Umberto Allegretti è professore emerito di Istituzioni di diritto pubblico nell’Università degli Studi di Firenze. Enzo Balboni è professore emerito di Istituzioni di diritto pubblico nell’Università Cattolica del Sacro Cuore di Milano.

 

 

Sei mesi fa dichiarammo pubblicamente il nostro disagio a schierarci per il Sì o per il No (leggi qui il testo, ndr) e, coerentemente, non abbiamo fatto campagna elettorale nei campi avversi. Quando richiesti, ci siamo soffermati sui contenuti della proposta di revisione.

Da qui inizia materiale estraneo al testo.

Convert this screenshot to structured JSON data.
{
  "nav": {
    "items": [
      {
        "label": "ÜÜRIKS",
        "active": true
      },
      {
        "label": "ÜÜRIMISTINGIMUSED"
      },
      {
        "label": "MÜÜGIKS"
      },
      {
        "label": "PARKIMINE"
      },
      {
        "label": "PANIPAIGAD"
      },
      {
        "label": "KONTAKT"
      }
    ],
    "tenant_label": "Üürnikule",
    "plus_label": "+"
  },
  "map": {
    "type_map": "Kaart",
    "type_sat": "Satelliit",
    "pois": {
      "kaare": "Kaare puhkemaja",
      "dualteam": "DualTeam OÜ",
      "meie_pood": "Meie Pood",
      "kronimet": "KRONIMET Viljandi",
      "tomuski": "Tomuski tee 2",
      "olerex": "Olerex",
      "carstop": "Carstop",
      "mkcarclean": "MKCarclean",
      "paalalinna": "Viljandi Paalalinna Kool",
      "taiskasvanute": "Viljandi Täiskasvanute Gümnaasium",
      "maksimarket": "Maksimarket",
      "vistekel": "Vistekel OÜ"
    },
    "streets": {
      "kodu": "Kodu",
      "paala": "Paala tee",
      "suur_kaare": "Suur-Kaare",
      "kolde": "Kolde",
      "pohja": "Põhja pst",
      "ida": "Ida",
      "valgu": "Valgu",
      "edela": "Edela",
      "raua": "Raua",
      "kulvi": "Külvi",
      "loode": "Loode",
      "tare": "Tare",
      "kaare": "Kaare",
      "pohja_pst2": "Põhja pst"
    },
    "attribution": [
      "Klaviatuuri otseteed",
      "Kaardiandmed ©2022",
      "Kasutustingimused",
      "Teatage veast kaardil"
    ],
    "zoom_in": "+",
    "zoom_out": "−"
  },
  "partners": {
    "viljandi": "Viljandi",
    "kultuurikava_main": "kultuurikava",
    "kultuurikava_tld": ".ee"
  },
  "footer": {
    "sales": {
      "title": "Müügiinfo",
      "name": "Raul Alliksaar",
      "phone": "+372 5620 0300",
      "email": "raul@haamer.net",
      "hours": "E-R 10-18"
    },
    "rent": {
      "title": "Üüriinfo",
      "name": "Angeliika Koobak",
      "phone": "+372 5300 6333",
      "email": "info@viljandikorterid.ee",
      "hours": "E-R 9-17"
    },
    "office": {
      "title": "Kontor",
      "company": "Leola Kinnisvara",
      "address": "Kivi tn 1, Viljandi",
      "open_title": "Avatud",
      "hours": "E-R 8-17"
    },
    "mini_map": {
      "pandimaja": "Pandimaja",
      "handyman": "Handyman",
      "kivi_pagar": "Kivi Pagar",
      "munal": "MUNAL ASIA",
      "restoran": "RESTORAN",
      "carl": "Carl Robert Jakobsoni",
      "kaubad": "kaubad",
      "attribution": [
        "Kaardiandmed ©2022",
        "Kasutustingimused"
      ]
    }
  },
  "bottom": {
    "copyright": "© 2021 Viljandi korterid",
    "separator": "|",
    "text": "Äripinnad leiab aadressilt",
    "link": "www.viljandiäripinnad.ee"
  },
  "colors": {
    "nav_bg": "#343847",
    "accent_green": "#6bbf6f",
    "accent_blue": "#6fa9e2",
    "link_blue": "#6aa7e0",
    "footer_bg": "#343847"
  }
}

Nella primavera del 1973, in un momento difficile per il rilancio della politica riformatrice del centrosinistra, Aldo Moro (come ricostruisce Guido Formigoni – nella sua recente, bella, biografia edita dal Mulino – sulla base di una memoria di Paola Gaiotti), valorizzando il suggerimento dei suoi collaboratori Elia ed Andreatta, riuscì a far ripartire un’iniziativa politica che stava entrando in crisi “con uno splendido discorso sul dovere del realismo, trasmettendo sia la percezione di una situazione drammatica che poteva sfuggire, sia il dovere di assumere tutte le iniziative moralmente lecite”.

Ora, Renzi non è Moro; ma non v’è chi non veda il profilarsi sulle trincee del NO di una strana alleanza, coalizzata solo sulla pars destruens.

Condividiamo le preoccupazioni già espresse, tra gli altri, dagli amici Virginio Rognoni, Fabrizio Barca, Salvatore Natoli e Giuliano Pisapia. Riteniamo, perciò, che sia venuta meno, a pochi giorni dalla conclusione di una pessima campagna elettorale, la ritrosia ad esprimere, da tecnici, un giudizio che allora poteva apparire come “conducente”.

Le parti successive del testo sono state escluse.